3. Is the guarantee written in plain English and display a warning to get legal advice?
One problem with personal guarantees is the psychology behind them – many guarantors believe that they will never have to reach into their own pocket and put money up. It’s too hard to read and it’s just another document to be signed in the application or onboarding process.
We recommend including clear warning labels on your personal guarantee about it being an important legal document. This will help to alert guarantors that they need to read and understand the document more carefully. It will also help you later on if guarantors start saying things like “I never got independent legal advice.”
4. Check the witness
We recommend to all of our Clients that personal guarantees be in the form of a Deed. This is because, when it comes to personal guarantees a Deed is a particular type of legal document that has certain benefits over a contract or other type of agreement. But to be binding, there are certain technical requirements of Deeds which some guarantors cling onto to get out of payment.
For example, the Conveyancing Act (NSW) requires Deeds to be attested by at least one witness who is not a party to the deed. But what if you have a personal guarantee that hasn’t been witnessed? What is the effect of that? If you come across a guarantee deed that has not been witnessed, it will still be enforceable but not as a Deed. It will be limited to 6 years (instead of the usual 12 years if it had been witnessed) and it means that the Guarantor could challenge his or her guarantee by providing other evidence (such as conversations, emails, etc.).
Ideally, if you receive a Deed that has not been witnessed, you should return the document and ask the guarantor to have his or her signature re-witnessed. Where that is not possible, then you still have an enforceable agreement, it is just not as “tight” as if it was a technical Deed. Every reason to dot your I’s and cross your T’s from the very start.
5. Don’t forget bank account details
Once upon a time, if you had a judgment against a customer you could apply to the Court for a garnishee order for debts on each of the 5 major banks. While it helped, you didn’t need to give the Court specific bank account details for the judgment debtor. Chances were you could stumble upon your customer’s bank account to satisfy your judgment.
Now, times have changed and the Court must be satisfied that you have grounds to believe that a particular bank is holding money owed to you.
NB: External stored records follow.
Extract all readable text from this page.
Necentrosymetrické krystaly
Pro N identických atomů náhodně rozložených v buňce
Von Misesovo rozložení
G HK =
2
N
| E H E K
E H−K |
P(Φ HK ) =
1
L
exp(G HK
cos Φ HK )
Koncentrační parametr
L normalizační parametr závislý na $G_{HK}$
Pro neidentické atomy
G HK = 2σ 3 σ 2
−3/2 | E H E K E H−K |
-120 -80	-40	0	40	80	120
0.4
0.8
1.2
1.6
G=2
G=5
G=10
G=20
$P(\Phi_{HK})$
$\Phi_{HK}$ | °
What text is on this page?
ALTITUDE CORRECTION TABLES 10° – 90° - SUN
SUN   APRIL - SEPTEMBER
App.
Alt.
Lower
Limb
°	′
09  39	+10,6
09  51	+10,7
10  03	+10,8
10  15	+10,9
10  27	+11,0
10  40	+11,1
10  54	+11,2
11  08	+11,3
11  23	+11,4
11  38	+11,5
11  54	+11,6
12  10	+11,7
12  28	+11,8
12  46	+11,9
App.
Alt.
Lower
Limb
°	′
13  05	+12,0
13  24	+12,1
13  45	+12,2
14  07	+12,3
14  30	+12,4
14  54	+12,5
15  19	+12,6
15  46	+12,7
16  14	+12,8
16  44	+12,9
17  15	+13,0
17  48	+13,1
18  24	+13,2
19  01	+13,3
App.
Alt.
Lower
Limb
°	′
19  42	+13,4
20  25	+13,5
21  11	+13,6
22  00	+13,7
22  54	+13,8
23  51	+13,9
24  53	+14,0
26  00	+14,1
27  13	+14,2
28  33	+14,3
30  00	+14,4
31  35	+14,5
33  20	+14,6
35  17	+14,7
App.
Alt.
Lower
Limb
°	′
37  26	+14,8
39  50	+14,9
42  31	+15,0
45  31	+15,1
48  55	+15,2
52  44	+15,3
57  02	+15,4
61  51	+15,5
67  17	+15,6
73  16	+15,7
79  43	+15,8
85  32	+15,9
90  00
You need to explain the steps you took to identify the debt, which usually involves naming a specific bank account and how you obtained those details.
The best way to do that is to take the bank details for your customer and any guarantor in your application or onboarding process. If that’s not possible now, look back through your records to see if any previous payment remittances give you the same details.
Make sure that you are prepared for the zombie onslaught in September – not just in terms of your customers, but also the personal guarantees bound to be lurking in the background.